ELEVATED SERUM LEVELS OF INTERLEUKIN-1 RECEPTOR ANTAGONIST IN POLYMYOSITIS/DERMATOMYOSITIS. A Biologic Marker of Disease Activity with a Possible Role in the Lack of Acute-Phase Protein Response
Article first published online: 9 DEC 2005
Copyright © 1994 American College of Rheumatology
Arthritis & Rheumatism
Volume 37, Issue 12, pages 1744–1751, December 1994
How to Cite
Gabay, C., Gay-Croisier, F., Roux-Lombard, P., Meyer, O., Maineti, C., Guerne, P.-A., Vischer, T. and Dayer, J.-M. (1994), ELEVATED SERUM LEVELS OF INTERLEUKIN-1 RECEPTOR ANTAGONIST IN POLYMYOSITIS/DERMATOMYOSITIS. A Biologic Marker of Disease Activity with a Possible Role in the Lack of Acute-Phase Protein Response. Arthritis & Rheumatism, 37: 1744–1751. doi: 10.1002/art.1780371206
- Issue published online: 9 DEC 2005
- Article first published online: 9 DEC 2005
- Manuscript Accepted: 7 JUL 1994
- Manuscript Received: 21 MAR 1994
- Swiss National Science Foundation. Grant Number: 31-33786.92
- “Subvention fédérale pour la lutte contre le Rhumatisme.”. Grant Number: 31-30076.90
Objective. To determine whether the lack of acute-phase protein (APP) response in numerous patients with polymyositis/dermatomyositis (PM/DM) is related to an imbalance between cytokines and cytokine inhibitors.

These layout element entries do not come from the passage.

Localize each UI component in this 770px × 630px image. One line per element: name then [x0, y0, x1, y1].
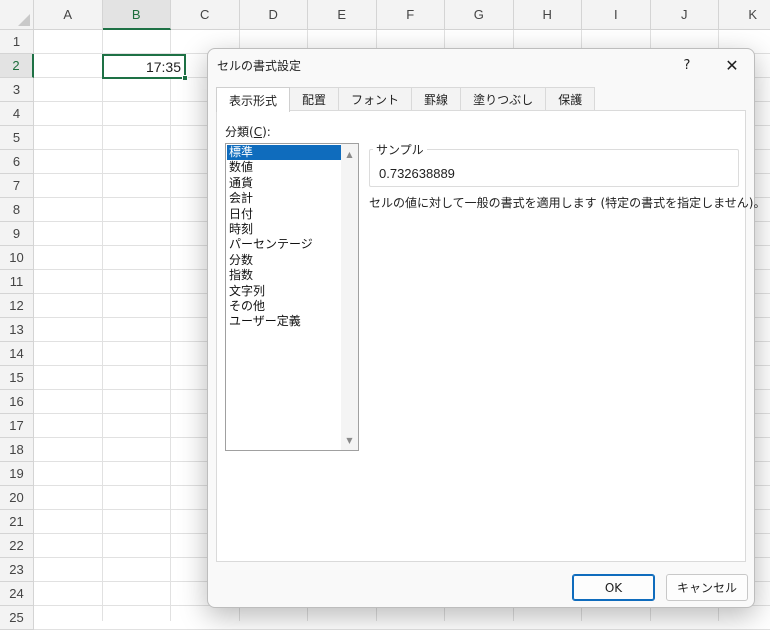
category-item[interactable]: 日付: [227, 207, 341, 222]
row-header-8[interactable]: 8: [0, 198, 34, 222]
row-header-22[interactable]: 22: [0, 534, 34, 558]
tab-border[interactable]: 罫線: [411, 87, 462, 111]
row-header-2[interactable]: 2: [0, 54, 34, 78]
row-header-7[interactable]: 7: [0, 174, 34, 198]
tab-protection[interactable]: 保護: [545, 87, 596, 111]
category-item[interactable]: 指数: [227, 268, 341, 283]
active-cell-value: 17:35: [145, 58, 181, 75]
tab-label: 表示形式: [229, 93, 278, 108]
row-header-21[interactable]: 21: [0, 510, 34, 534]
row-header-4[interactable]: 4: [0, 102, 34, 126]
tab-fill[interactable]: 塗りつぶし: [460, 87, 547, 111]
row-header-10[interactable]: 10: [0, 246, 34, 270]
column-header-h[interactable]: H: [513, 0, 582, 30]
row-header-6[interactable]: 6: [0, 150, 34, 174]
scroll-down-arrow-icon[interactable]: ▼: [341, 432, 358, 448]
row-header-18[interactable]: 18: [0, 438, 34, 462]
row-header-19[interactable]: 19: [0, 462, 34, 486]
row-header-9[interactable]: 9: [0, 222, 34, 246]
help-button[interactable]: ?: [674, 53, 700, 77]
category-item[interactable]: 文字列: [227, 284, 341, 299]
row-header-1[interactable]: 1: [0, 30, 34, 54]
category-label: 分類(C):: [225, 123, 271, 140]
category-listbox[interactable]: 標準 数値 通貨 会計 日付 時刻 パーセンテージ 分数 指数 文字列 その他 ユーザー定義 ▲ ▼: [225, 143, 359, 451]
help-icon: ?: [683, 57, 691, 73]
dialog-titlebar[interactable]: セルの書式設定 ? ✕: [208, 49, 754, 81]
column-header-g[interactable]: G: [445, 0, 514, 30]
category-item[interactable]: その他: [227, 299, 341, 314]
column-header-e[interactable]: E: [308, 0, 377, 30]
category-list: 標準 数値 通貨 会計 日付 時刻 パーセンテージ 分数 指数 文字列 その他 ユーザー定義: [227, 145, 341, 330]
row-header-16[interactable]: 16: [0, 390, 34, 414]
category-item[interactable]: ユーザー定義: [227, 314, 341, 329]
dialog-tabs: 表示形式 配置 フォント 罫線 塗りつぶし 保護: [216, 87, 596, 112]
cancel-button[interactable]: キャンセル: [666, 574, 748, 601]
row-header-17[interactable]: 17: [0, 414, 34, 438]
column-header-b[interactable]: B: [102, 0, 171, 30]
ok-button[interactable]: OK: [572, 574, 655, 601]
cancel-button-label: キャンセル: [676, 581, 737, 595]
close-button[interactable]: ✕: [718, 53, 746, 77]
category-scrollbar[interactable]: ▲ ▼: [341, 144, 358, 450]
category-item[interactable]: 通貨: [227, 176, 341, 191]
tab-label: フォント: [351, 93, 400, 107]
scroll-up-arrow-icon[interactable]: ▲: [341, 146, 358, 162]
select-all-triangle-icon: [18, 14, 30, 26]
tab-label: 保護: [558, 93, 583, 107]
sample-value: 0.732638889: [379, 166, 455, 181]
tab-label: 配置: [302, 93, 327, 107]
sample-legend: サンプル: [373, 141, 427, 158]
row-header-20[interactable]: 20: [0, 486, 34, 510]
tab-number[interactable]: 表示形式: [216, 87, 291, 112]
category-item[interactable]: 数値: [227, 160, 341, 175]
category-item[interactable]: 分数: [227, 253, 341, 268]
row-header-14[interactable]: 14: [0, 342, 34, 366]
category-item[interactable]: 会計: [227, 191, 341, 206]
row-header-13[interactable]: 13: [0, 318, 34, 342]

Methods. Levels of C-reactive protein (CRP), interleukin-1β (IL-1β), tumor necrosis factor α (TNFα), IL-6, IL-1 receptor antagonist (IL-1ra), TNF soluble receptor 55 kd (sTNFR 55 kd), and sTNFR 75 kd were tested in the serum of 15 patients with PM/DM, 14 patients with spondylarthropathies (SPA), and 12 healthy blood donors. Serum IL-1β, TNFα, IL-6, IL-1ra, sTNFR were measured by specific immunoassays.
Results. Serum levels of CRP were lower in PM/DM patients than in SPA patients. Normal or slightly elevated CRP values were found in 10 of the 15 PM/DM patients, 7 of whom had active myositis. Serum IL-6 levels were significantly higher in SPA patients than in PM/DM patients, whereas serum IL-1ra and sTNFR levels were significantly higher in PM/DM than in SPA patients. IL-1ra levels were particularly elevated in patients with active myositis and decreased in response to treatment.
Conclusion. These differences in cytokine levels, particularly IL-1ra, between PM/DM and SPA patients are indicative of distinct pathogenic mechanisms. High levels of IL-1ra may account for the weak APP response in some PM/DM patients. Our results suggest that measurement of IL-1ra, together with clinical examination, may provide useful information for the followup of PM/DM patients.